Faster mod operation for large numbers in Java

Question

I need to check whether X is divisible by Y or Not. I don't need the actual remainder in other cases.

I'm using the "mod" operator.

if (X.mod(Y).equals(BigInteger.ZERO))
{
     do something
}

Now, I'm interested only when X is divisible by Y, I don't need the actual remainder on other cases.

Finding a faster way to check divisibility when the dividend is fixed. More precisely, to check for large number (potential to be prime) with many smaller primes before going to Lucas-Lehmer test.

I was just wondering, can we make some assumption (Look ahead type) depending on the last one or two digits of X & Y and we can make a decision to go for the mod or not (when there is no chance to get zero).

Answer 1

Java BigIntegers (like most numbers in computers since about 1980) are binary, so the only modulo that can be optimized by looking at the last 'digits' (binary digits = bits) are powers of 2, and the only power of 2 that is prime is 2¹. BigInteger.testBit(0) tests that directly. However, most software that generates large should-be primes is for cryptography (like RSA, Rabin, DH, DSA) and ensures never to test an even candidate in the first place; see e.g. FIPS186-4 A.1.1.2 (or earlier).

Since your actual goal is not as stated in the title, but to test if one (large) integer is not divisible by any of several small primes, the mathematically fastest way is to form their product -- in general any common multiple, preferably the least, but for distinct primes the product is the LCM -- and compute its GCD with the candidate using Euclid's algorithm. If the GCD is 1, no prime factor in the product is common with, and thus divides, the candidate. This requires several BigInteger divideAndRemainder operations, but it handles all of your tests in one fwoop.

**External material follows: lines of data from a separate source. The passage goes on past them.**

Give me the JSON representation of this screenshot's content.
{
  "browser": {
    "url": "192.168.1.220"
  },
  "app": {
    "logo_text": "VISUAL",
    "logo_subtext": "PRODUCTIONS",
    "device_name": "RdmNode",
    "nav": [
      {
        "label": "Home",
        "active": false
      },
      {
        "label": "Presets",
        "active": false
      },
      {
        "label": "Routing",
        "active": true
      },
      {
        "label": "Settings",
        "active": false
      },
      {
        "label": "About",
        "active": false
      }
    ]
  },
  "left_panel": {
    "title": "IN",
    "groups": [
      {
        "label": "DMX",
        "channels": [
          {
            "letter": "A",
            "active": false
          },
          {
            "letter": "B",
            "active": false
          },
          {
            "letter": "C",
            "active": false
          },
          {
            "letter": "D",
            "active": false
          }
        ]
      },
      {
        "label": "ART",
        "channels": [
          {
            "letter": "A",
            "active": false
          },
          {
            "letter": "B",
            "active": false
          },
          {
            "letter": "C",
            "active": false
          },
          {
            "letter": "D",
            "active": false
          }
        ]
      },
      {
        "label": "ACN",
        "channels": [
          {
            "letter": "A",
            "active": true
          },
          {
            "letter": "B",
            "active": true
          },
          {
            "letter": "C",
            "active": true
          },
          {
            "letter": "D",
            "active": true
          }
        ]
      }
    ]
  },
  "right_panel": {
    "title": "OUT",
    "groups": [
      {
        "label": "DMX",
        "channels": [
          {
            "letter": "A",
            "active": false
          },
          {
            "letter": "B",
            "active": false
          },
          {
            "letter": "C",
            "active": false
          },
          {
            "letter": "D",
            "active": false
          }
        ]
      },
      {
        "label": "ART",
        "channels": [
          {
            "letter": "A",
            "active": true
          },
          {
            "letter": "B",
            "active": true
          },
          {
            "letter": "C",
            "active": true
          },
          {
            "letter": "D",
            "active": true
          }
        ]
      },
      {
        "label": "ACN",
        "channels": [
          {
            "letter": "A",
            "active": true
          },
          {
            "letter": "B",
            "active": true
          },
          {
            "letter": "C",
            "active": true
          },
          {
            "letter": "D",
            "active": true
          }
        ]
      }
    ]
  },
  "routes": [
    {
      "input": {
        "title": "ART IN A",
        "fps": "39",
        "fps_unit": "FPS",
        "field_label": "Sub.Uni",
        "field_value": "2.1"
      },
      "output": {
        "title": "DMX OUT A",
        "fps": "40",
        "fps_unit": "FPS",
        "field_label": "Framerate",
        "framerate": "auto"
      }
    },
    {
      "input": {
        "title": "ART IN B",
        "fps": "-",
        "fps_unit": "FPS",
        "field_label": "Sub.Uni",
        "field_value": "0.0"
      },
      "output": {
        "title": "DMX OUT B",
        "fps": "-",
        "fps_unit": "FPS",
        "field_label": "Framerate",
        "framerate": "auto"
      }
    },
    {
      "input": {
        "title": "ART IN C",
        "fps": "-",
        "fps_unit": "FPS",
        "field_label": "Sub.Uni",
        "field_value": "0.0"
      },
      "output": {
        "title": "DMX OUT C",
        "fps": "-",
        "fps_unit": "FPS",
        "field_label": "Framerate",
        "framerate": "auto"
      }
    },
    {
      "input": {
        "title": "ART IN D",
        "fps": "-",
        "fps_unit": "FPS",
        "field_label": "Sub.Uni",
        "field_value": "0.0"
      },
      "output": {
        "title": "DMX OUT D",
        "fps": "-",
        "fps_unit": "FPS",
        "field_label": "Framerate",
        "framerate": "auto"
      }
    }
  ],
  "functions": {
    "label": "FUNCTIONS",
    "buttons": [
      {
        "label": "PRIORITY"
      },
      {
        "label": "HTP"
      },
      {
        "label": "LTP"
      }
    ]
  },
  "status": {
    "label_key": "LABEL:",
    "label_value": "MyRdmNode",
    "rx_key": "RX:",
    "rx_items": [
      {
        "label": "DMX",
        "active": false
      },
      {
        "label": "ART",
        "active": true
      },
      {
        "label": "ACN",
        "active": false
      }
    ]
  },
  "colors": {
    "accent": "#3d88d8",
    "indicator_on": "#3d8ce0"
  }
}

A middle way is to 'bunch' several small primes whose product is less than 2³¹ or 2⁶³, take BigInteger.mod (or .remainder) that product as .intValue() or .longValue() respectively, and test that (if nonzero) for divisibility by each of the small primes using int or long operations, which are much faster than the BigInteger ones. Repeat for several bunches if needed. BigInteger.probablePrime and related routines does exactly this (primes 3..41 against a long) for candidates up to 95 bits, above which it considers an Erastosthenes-style sieve more efficient. (In either case followed by Miller-Rabin and Lucas-Lehmer.)

When measuring things like this in Java, remember that if you execute some method 'a lot', where the exact definition of 'a lot' can vary and be hard to pin down, all common JVMs will JIT-compile the code, changing the performance radically. If you are doing it a lot be sure to measure the compiled performance, and if you aren't doing it a lot the performance usually doesn't matter. There are many existing questions here on SO about pitfalls in 'microbenchmark(s)' for Java.

Answer 2

There are algorithms to check divisibility but it's plural and each algorithm covers a particular group of numbers, e.g. dividable by 3, dividable by 4, etc. A list of some algorithms can be found e.g. at Wikipedia. There is no general, high performance algorithm that could be used for any given number, otherwise the one who found it would be famous and every dividable-by-implementation out there would use it.